Global reinsurers’ profitability is forecast to remain strong in 2025 despite markets being broadly down in the mid to high single-digit percentages at Jan. 1 renewals, according to a report Thursday from Fitch Ratings Inc.

Although the reinsurance cycle is now past its peak, according to Fitch, “market conditions remain supportive of strong risk-adjusted returns,” the ratings agency said.

“Despite the rate reductions, we expect the sector’s premium income to increase in 2025, driven by higher volumes,” Fitch said.

Reinsurers’ combined ratios for 2025 should “hover” around 90% while the sector’s return on equity falls slightly to 17% from 19% in 2024.
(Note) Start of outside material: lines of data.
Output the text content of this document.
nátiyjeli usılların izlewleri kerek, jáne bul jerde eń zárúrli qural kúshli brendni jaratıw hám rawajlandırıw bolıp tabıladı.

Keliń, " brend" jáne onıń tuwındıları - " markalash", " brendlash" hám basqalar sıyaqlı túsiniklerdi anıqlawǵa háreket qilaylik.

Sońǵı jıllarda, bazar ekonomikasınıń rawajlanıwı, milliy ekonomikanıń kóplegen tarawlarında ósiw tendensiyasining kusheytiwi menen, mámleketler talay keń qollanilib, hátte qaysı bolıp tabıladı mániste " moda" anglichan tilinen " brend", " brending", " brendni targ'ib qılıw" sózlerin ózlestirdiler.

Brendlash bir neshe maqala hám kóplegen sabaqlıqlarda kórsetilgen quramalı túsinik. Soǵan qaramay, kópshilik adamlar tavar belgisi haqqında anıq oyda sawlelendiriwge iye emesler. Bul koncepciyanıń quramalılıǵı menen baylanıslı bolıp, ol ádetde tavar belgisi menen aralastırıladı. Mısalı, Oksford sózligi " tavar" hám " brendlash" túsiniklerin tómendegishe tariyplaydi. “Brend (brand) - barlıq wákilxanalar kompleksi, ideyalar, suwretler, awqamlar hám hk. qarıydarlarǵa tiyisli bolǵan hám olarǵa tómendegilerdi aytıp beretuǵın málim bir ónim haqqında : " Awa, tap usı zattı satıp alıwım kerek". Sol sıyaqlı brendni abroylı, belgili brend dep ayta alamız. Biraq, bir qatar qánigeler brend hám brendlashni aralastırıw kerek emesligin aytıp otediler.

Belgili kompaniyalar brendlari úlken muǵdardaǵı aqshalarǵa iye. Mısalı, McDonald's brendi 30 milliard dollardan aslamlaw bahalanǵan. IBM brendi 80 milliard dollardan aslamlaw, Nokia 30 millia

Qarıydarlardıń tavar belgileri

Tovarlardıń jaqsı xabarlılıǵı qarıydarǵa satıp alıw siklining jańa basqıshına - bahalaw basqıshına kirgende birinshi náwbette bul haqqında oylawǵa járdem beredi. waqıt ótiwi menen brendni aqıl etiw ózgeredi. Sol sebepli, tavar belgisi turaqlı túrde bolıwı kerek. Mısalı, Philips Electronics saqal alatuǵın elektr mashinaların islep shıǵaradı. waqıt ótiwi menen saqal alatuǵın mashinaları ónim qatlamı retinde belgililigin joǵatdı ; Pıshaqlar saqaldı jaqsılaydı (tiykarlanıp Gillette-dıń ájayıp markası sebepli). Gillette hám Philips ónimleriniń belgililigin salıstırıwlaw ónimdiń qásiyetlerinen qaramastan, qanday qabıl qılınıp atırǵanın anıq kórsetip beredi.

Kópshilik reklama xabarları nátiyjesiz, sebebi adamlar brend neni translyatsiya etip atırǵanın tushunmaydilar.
Fitch said its sector outlook remains ‘neutral’.

The report noted that reinsurance rate reductions were not accompanied by any notable easing in contract terms and conditions, with reinsurers maintaining most of the improvements in structures and attachment points achieved in recent years.

It was also pointed out that despite estimated  2024 insured property catastrophe losses of about $140 billion in 2024, the fifth consecutive year of insured losses above $100 billion, the vast majority of these losses, some  85% to 90%,  were absorbed by primary insurers due to the  higher attachment points, “a situation that will persist in 2025 as reinsurers stay cautious on secondary peril exposure,” Fitch said.

The severe fires still burning in the Los Angeles area will represent a “significant” portion of reinsurers’ first-quarter 2025 natural catastrophe budgets, but reinsurer ratings are not expected to be affected.

“Any potential impact on pricing at subsequent reinsurance renewals will depend on the ultimate level of reinsured loss and the remoteness of such an event relative to catastrophe loss expectations,” Fitch said of the wildfires.